For Berlatsky and most of his respondents, the trope of "the hero battling evil" is entirely reducible to sociological factors. If the hero aims to defend the status quo, this is "bad;" if the hero seeks to change it on some level-- as with Wonder Woman's campaign to reform male-dominated society even while beating back Nazis-- then this is "good." In the course of the thread I mentioned Marvel's Doctor Strange as an example of a world-saving hero whose adventures tended to focus on the metaphysical rather than the sociological. Berlatsky allowed that Doctor Strange was not as good a fit as the majority of superheroes but did not choose to modify any aspect of his ideologically-based critical view.



My use of the words "sociological" and "metaphysical" are by no means accidental: they are two of the categories devised by Joseph Campbell in his 1964 work OCCIDENTAL MYTHOLOGY, along with "the psychological" and "the cosmological." I've quoted Campbell at length on these conceptual categories here, so I won't spend time on further definitions. The relevance of Campbell's four functions in this essay is that it shows how each of these concepts for the organization of knowledge and/or insight can be viewed in a manner that is not "reasonable and agreeable."

Here's Campbell on Berlatsky's favorite if not exclusive category, "the sociological:"

Third is the sociological function. Myth supports and validates the specific moral order of the society out of which it arose. Particular life-customs of this social dimension, such as ethical laws and social roles, evolve dramatically. This function, and the rites by which it is rendered, establishes in members of the group concerned a system of sentiments that can be depended upon to link that person spontaneously to its ends.

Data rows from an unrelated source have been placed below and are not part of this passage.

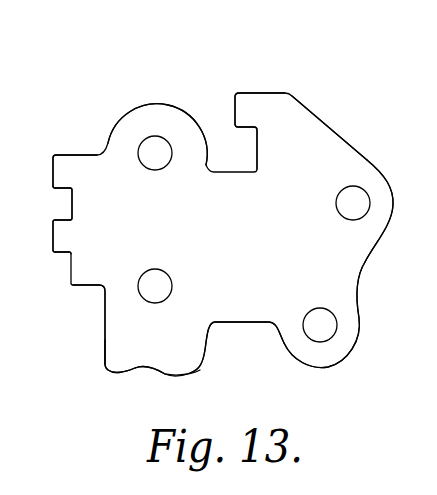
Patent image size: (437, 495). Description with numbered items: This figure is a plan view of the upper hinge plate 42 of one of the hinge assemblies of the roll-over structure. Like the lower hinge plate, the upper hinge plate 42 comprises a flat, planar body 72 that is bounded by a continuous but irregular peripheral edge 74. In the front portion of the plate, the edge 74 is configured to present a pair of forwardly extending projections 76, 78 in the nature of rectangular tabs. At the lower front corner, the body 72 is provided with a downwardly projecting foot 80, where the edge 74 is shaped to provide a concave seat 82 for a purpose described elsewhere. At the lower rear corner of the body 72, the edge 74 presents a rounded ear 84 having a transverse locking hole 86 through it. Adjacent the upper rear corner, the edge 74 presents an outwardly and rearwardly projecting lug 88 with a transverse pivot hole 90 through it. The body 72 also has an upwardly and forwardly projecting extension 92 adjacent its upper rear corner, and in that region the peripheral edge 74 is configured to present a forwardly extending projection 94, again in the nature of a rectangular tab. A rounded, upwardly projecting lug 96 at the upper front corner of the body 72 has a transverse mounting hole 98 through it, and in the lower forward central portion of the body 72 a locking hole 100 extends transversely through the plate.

The upper hinge plate 42 is at (113, 97).
The body 72 is at (232, 308).
The peripheral edge 74 is at (101, 328).
The projection 76 is at (53, 240).
The projection 78 is at (53, 165).
The foot 80 is at (120, 358).
The concave seat 82 is at (157, 373).
The ear 84 is at (337, 355).
The locking hole 86 is at (313, 317).
The lug 88 is at (363, 167).
The pivot hole 90 is at (358, 203).
The extension 92 is at (310, 125).
The projection 94 is at (240, 106).
The lug 96 is at (152, 115).
The mounting hole 98 is at (158, 163).
The locking hole 100 is at (155, 278).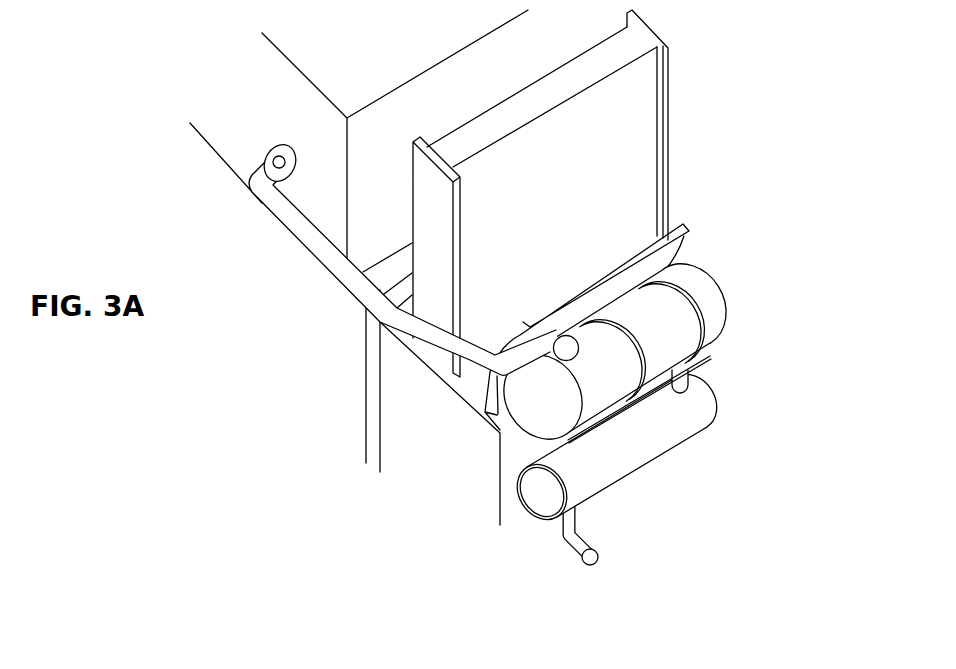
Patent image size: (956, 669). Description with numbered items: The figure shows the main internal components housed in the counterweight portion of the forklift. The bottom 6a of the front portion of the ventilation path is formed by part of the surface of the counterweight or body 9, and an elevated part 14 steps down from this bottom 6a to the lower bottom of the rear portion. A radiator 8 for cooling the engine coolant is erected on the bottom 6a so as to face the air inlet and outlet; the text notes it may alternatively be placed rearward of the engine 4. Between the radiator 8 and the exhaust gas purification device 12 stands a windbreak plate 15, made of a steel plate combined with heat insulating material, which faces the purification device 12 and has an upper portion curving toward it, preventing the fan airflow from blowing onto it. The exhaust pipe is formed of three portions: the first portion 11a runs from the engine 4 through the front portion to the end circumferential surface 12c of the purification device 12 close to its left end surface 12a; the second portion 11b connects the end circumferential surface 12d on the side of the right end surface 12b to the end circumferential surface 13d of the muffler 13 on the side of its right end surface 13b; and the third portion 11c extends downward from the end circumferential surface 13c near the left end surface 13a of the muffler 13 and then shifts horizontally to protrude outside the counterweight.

The engine 4 is at (377, 120).
The bottom of front portion 6a is at (468, 387).
The radiator 8 is at (635, 118).
The counterweight or body 9 is at (402, 433).
The first portion 11a is at (330, 266).
The second portion 11b is at (688, 381).
The third portion 11c is at (570, 543).
The exhaust gas purification device 12 is at (623, 359).
The left end surface 12a is at (500, 433).
The right end surface 12b is at (738, 289).
The end circumferential surface 12c is at (616, 395).
The end circumferential surface 12d is at (707, 354).
The muffler 13 is at (646, 467).
The left end surface 13a is at (540, 512).
The right end surface 13b is at (734, 408).
The end circumferential surface 13c is at (577, 492).
The end circumferential surface 13d is at (702, 430).
The elevated part 14 is at (512, 480).
The windbreak plate 15 is at (482, 412).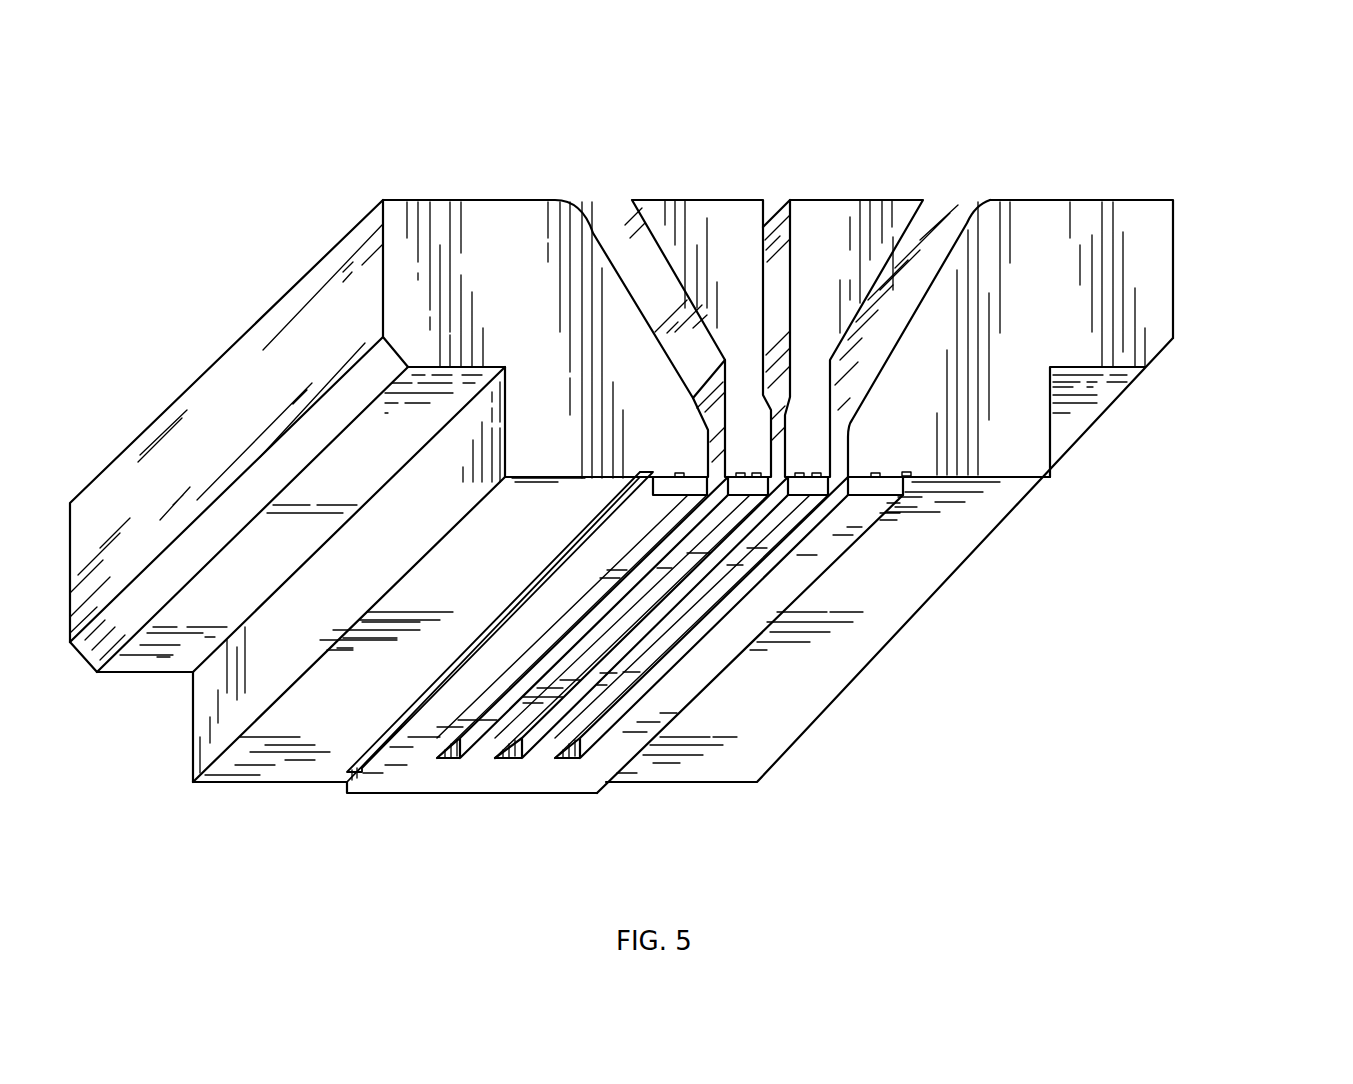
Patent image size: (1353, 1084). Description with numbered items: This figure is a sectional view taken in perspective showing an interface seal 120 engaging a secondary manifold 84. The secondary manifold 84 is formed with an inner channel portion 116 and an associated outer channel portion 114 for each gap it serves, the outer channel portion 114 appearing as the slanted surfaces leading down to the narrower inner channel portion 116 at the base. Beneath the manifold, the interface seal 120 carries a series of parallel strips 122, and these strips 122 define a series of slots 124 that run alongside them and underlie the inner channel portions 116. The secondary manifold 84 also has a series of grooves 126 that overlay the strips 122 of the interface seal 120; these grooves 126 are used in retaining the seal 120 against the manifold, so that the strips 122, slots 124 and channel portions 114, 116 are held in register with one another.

The secondary manifold 84 is at (1148, 221).
The outer channel portion 114 is at (642, 267).
The inner channel portion 116 is at (847, 455).
The interface seal 120 is at (560, 778).
The parallel strips 122 is at (703, 667).
The slots 124 is at (832, 500).
The grooves 126 is at (680, 472).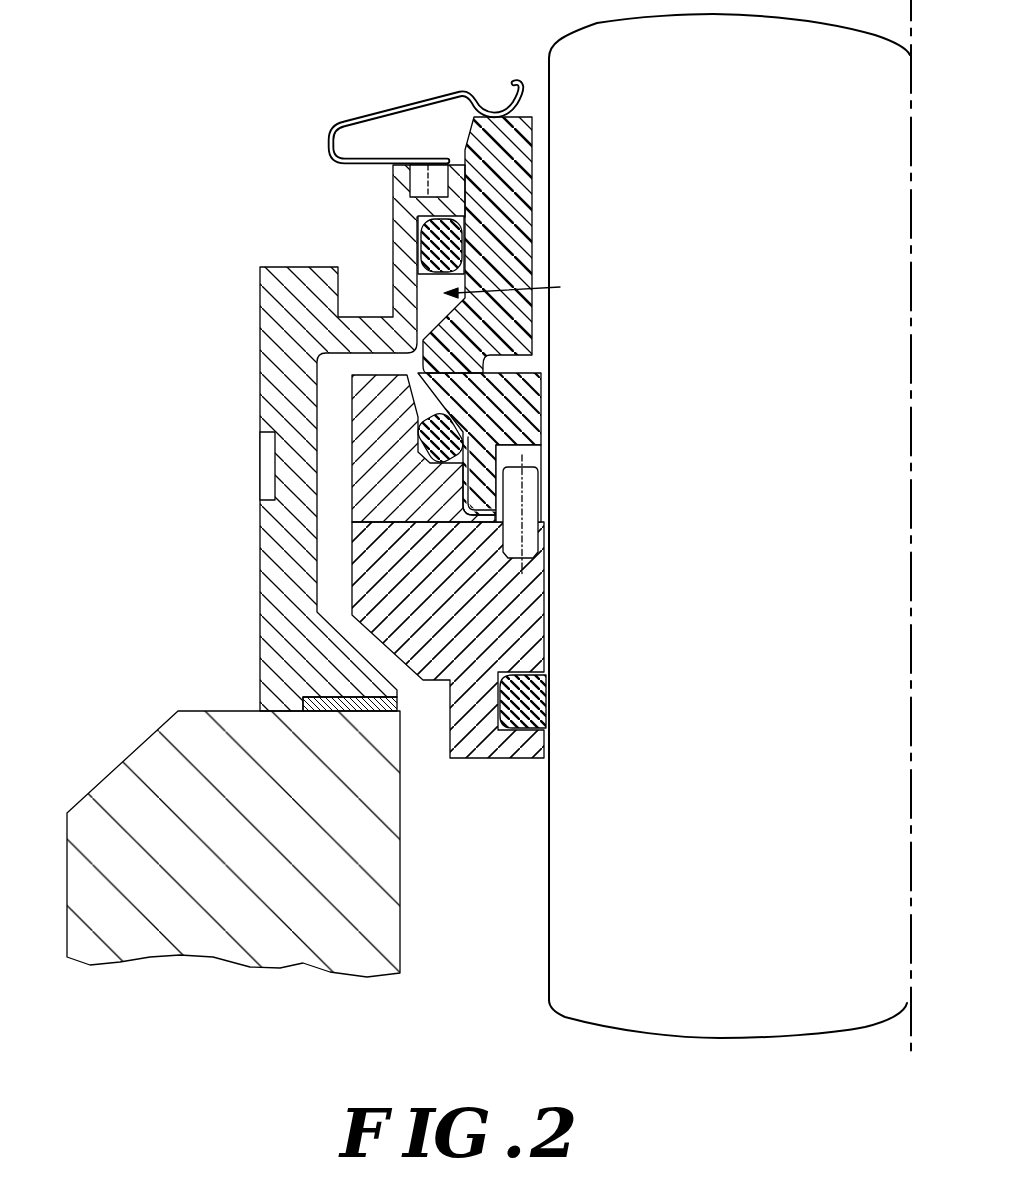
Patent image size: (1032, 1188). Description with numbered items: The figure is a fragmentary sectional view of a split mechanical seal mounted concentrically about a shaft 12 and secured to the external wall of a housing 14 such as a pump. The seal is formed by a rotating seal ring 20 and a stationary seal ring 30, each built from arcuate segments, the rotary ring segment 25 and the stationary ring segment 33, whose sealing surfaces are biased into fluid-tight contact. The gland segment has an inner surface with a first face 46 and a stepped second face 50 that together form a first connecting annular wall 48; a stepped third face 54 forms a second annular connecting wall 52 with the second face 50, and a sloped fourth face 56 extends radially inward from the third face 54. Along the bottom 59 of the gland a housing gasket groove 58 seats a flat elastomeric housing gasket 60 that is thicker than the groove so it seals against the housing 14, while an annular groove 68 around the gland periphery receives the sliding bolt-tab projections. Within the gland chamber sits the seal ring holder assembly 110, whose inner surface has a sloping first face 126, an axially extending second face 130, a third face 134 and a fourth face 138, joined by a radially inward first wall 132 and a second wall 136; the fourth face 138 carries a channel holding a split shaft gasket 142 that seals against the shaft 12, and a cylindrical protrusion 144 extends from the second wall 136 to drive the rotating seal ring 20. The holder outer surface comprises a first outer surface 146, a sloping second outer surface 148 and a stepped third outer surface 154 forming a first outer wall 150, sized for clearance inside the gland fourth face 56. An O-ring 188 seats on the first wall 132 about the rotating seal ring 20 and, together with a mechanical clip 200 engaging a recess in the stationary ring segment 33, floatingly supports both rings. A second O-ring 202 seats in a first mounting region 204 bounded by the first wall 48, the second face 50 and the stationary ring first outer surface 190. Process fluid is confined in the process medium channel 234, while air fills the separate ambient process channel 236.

The shaft 12 is at (583, 952).
The housing 14 is at (193, 943).
The rotating seal ring 20 is at (448, 680).
The rotary seal ring segment 25 is at (540, 437).
The stationary seal ring 30 is at (528, 245).
The stationary seal ring segment 33 is at (528, 245).
The first face 46 is at (528, 245).
The first connecting annular wall 48 is at (398, 207).
The second face 50 is at (428, 287).
The second annular connecting wall 52 is at (320, 438).
The third face 54 is at (320, 438).
The sloped fourth face 56 is at (332, 438).
The housing gasket groove 58 is at (405, 708).
The bottom 59 is at (332, 438).
The housing gasket 60 is at (332, 438).
The annular groove 68 is at (362, 438).
The seal ring holder assembly 110 is at (520, 760).
The first face 126 is at (412, 400).
The second face 130 is at (262, 440).
The first wall 132 is at (540, 437).
The third face 134 is at (347, 448).
The second wall 136 is at (545, 517).
The fourth face 138 is at (514, 680).
The split shaft gasket 142 is at (543, 702).
The cylindrical protrusion 144 is at (584, 510).
The first outer surface 146 is at (450, 470).
The second outer surface 148 is at (495, 680).
The first outer wall 150 is at (495, 680).
The third outer surface 154 is at (495, 680).
The O-ring 188 is at (462, 437).
The first outer surface 190 is at (460, 278).
The mechanical clip 200 is at (462, 93).
The O-ring 202 is at (467, 235).
The first mounting region 204 is at (530, 290).
The process medium channel 234 is at (333, 553).
The ambient process channel 236 is at (540, 338).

It should be obvious that this definition is more comprehensive than Berlatsky's in that Campbell does not define the sociological function in terms of what he personally considers liberating or repressive.

Campbell, being human, is certainly not immune to the temptations of ideology: in this essay I pointed out a section of Campbell's HERO WITH A THOUSAND FACES wherein the author's ideology does influence what he deems the "best" explanation for the ritual of the Paschal candle. Nevertheless, I also noted that HERO was written in 1949, while Campbell's more latitudinarian concept of the four functions first appears in 1964, so I for one have no difficulty in seeing the later insight as the flowering of Campbell's more mature thought.

It may be correctly pointed out that Berlatsky is only one comics-critic. But I could cite any number of other critics I've disputed on this blog, most of whom have also been guilty of similar "reasonable" reductionism, ranging from Gary Groth and Bart Beaty to the simpletons of Sequart.  Whatever their individual differences, in general all display the desire not to regard the productions of fantasy as significant in themselves, but only as signifiers of "reality" that can be viewed as either ideologically pure or ideologically suspect.

Campbell, though not a literary critic, supplies a corrective to the overemphasis on reasonableness and ideological correctness. In a future essay I will also draw comparisons between Campbell's heuristic system and the forms of transcendence that are not reasonable; that can mount to the heavens or descend into the darkness of Hades-- and in either form, are covalent with what I have termed the combinatory-sublime.